In case you're wondering, there are also youth divisions for competition, broken into 11-17 year old teams and under-10s. In a word, that's effing awesome.


And, when you're done watching the pumpkins flying off into the wild blue yonder, you can head down the road and drink yourself stupid at the Dogfish Head Brewery and maybe make some girls feel really uncomfortable on the boardwalk at Rehobath Beach. Oh, Delaware, with your teeny, tiny landmass, your fighting blue hens, your three counties, and your abundance of cities that start with the letters "Mil" (Milton, Milford, Millsboro...), who knew that you held so many wondrous and delicious creations?

By the way...Delaware Board of Tourism...I'm totally available to whore myself out for your state. Just say the words and sign the checks. I even promise to talk about something other than your duty-free liquor stores.

Totally Blowing Shit Up Tuesdays: Pumpkin Edition

October 6, 2009

Has it turned to fall where you are, too? Okay, sorry, Elliot. For the rest of us, fall is most likely in the air, and we can now feel comfortable with ourselves while we're lying under a blanket or afghan watching college football games all day on Saturday.

Wait? What? I'm the only worthless sonuvabitch who does that? Really? Huh. Maybe my wife has a point. If she's right about that, then my feet probably stink, too!

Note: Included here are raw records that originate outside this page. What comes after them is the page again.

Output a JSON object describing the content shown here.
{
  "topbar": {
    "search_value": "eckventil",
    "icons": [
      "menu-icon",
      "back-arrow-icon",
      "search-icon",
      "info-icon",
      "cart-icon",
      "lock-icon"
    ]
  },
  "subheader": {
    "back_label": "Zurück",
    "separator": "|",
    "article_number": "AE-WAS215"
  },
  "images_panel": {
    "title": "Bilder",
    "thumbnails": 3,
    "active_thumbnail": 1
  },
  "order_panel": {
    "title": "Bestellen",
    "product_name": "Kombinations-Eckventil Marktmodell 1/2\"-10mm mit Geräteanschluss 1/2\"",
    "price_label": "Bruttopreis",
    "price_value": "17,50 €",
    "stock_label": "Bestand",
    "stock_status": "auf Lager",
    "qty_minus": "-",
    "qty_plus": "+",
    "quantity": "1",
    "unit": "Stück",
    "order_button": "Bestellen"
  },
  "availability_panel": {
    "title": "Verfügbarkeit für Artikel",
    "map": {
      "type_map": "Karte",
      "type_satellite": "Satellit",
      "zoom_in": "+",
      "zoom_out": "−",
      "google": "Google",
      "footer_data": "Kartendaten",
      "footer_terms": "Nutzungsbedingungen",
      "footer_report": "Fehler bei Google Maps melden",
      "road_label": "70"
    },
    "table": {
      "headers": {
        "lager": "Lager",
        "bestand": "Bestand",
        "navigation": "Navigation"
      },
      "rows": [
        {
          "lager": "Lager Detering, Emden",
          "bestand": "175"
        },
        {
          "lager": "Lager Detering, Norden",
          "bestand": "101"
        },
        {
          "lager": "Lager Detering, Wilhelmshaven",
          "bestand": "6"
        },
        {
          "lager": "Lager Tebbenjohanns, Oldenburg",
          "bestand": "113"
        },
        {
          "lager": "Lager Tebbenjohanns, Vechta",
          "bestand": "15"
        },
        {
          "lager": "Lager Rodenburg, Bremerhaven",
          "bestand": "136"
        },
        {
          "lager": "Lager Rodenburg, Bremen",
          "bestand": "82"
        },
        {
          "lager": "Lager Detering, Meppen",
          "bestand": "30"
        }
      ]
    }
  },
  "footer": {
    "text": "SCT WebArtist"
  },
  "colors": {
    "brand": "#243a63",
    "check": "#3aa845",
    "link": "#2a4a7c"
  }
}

Anyway, fall down in the southeast is a lot different from fall up in the Great Lakes area. For one, it typically comes later down here than up in my beloved homestate of Indiana. Another is that, down here, we have a lot more trees and fewer withered fields of corn, so I think fall is prettier down here. At least in the mountains. But then, I like mountains...as we've discussed previously.

Fall is easily my second-favorite season. I mean, sure, summer is great for getting out and about, especially with the slutty way girls dress in the south east (I know, they dress skanky everywhere...I just notice it here more). I love the nip in the air, the earlier evenings, the cool nights made for sleeping. It's time for the leaves to change. It's time for the birds to migrate. It's time for squashes, corn and pumpkins.

Did I say pumpkins? No, I typed it. Pumpkins, however, were mentioned. You know what would be awesome? Blowing up a big one.

Fortunately, we live in a world with David Letterman, and he can accommodate us.


Sorry, I don't know what the "stuff" was that Drew stuffed in the pumpkin before it was turned into pumpkin compote. To that end, we'll not have sciency lessons today. I can hear you weeping. No, really, I hear weeping. Oh, that must be me.

Either way, that explosion was pretty nice. Most of the force went into blowing the pumpkin to pieces, since the wet sand would have just absorbed whatever shock went into it, thus helping to hurl chunks of orange gourd all about the beach. Run for your lives, indeed.

Oh, and as a follow up to yesterday...I came home and took the kids outside to play. When we were done out there, I came in, wandered upstairs, and then decided to change out of my clothes. I took my pants off, took my shirt off, and pulled on a pair of pajama pants. Then I decided that, since I was upstairs anyway, I might as well fix the kids' bathroom. I put in the bar, put the float on, turned the water back on and everything worked perfectly.

It took less time to fix that than it did to change my pants and shirt. I celebrated with a brownie. The edible kind, not the ones you find in the toilet. Gross. Corny, but gross.